Videoconferenciar nos tem dado a chance de espiar toda uma vida até então disfarçada em escritórios e salas de aula, coberta de um figurino social calculado à perfeição com base em gerações inteiras de experiência e know-how. Para a distância, porém, não há modelo: temos que aprender a lidar com pessoas despidas de suas personas profissionais e revestidas, mesmo que sem querer, de uma humanidade que nos arrebata tanto pela estranheza quanto pela familiaridade. De alguma forma, de repente fica óbvio o quanto somos iguais.

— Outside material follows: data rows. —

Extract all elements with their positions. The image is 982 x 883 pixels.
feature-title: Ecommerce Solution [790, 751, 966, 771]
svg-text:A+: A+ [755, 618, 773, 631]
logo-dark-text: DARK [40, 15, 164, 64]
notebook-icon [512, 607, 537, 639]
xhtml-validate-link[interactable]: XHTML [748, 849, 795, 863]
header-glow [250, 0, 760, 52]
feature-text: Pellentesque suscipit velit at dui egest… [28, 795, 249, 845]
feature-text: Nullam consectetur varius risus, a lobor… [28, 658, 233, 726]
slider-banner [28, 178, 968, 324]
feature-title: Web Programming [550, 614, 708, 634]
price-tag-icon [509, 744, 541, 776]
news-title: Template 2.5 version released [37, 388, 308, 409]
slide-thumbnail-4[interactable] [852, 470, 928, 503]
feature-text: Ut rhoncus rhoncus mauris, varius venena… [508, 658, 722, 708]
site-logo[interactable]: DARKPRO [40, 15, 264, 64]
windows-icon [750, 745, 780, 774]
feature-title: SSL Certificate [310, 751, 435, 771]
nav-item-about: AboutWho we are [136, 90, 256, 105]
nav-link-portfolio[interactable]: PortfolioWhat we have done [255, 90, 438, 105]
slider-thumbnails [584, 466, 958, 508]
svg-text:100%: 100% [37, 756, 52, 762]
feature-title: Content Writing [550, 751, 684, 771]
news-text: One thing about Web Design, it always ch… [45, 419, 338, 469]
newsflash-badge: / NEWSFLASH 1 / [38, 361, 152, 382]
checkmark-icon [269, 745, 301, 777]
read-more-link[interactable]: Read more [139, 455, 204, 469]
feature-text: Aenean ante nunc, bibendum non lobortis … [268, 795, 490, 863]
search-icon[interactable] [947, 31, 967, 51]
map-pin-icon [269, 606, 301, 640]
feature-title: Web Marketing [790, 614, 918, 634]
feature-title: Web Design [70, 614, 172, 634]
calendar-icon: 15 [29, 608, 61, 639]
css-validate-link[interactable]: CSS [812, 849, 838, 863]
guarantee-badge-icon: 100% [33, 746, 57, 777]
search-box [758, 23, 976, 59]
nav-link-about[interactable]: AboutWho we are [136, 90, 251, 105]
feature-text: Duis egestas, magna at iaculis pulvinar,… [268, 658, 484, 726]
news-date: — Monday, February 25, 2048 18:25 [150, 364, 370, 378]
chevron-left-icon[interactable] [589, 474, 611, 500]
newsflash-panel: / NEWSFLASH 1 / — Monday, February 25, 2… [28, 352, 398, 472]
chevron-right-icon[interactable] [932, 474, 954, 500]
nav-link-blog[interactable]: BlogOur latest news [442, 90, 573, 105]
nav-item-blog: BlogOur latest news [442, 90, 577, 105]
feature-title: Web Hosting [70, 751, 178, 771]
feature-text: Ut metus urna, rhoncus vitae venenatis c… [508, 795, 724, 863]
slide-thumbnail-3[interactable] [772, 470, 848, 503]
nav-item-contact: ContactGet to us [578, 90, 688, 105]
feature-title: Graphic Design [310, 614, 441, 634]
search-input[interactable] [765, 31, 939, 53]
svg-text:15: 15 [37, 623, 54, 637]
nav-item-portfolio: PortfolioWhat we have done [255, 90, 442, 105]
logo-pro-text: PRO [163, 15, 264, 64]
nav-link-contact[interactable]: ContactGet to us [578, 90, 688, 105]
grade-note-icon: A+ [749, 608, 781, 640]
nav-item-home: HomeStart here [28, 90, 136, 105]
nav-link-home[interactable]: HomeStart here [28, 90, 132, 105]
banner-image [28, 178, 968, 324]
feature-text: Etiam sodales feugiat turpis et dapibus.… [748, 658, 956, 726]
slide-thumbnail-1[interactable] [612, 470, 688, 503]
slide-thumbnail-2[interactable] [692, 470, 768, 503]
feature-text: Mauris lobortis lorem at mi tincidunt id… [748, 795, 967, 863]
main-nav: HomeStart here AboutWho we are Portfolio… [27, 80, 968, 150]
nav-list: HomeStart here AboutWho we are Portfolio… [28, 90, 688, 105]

E não consigo deixar de pensar que talvez isso nos diga alguma coisa importante sobre ficção. Sobre o fato de que o que dizemos ser “real” tem na verdade muito de “ficcional”, já que cobrimos nossas vidas por todos os lados de histórias que contamos sobre nós – umas verdadeiras, outras nem tanto, e quem é que pode dizer qual é qual? O que sei é que, sem essas histórias, nos tornamos todos mais parecidos do que gostaríamos de acreditar, e ficamos vulneráveis, expostos, sem controle. Mas ficamos mais próximos também. Pois sob as histórias públicas escondem-se sempre outras narrativas não-contadas – domésticas, pessoais, nossas e de mais ninguém, pelo menos até agora. E é certo que podemos nos importar mais ou menos com isso, mas todos estamos dando nossas caras a tapa. Ou nossas casas. E as paredes, nuas ou decoradas, estão aí para nos denunciar.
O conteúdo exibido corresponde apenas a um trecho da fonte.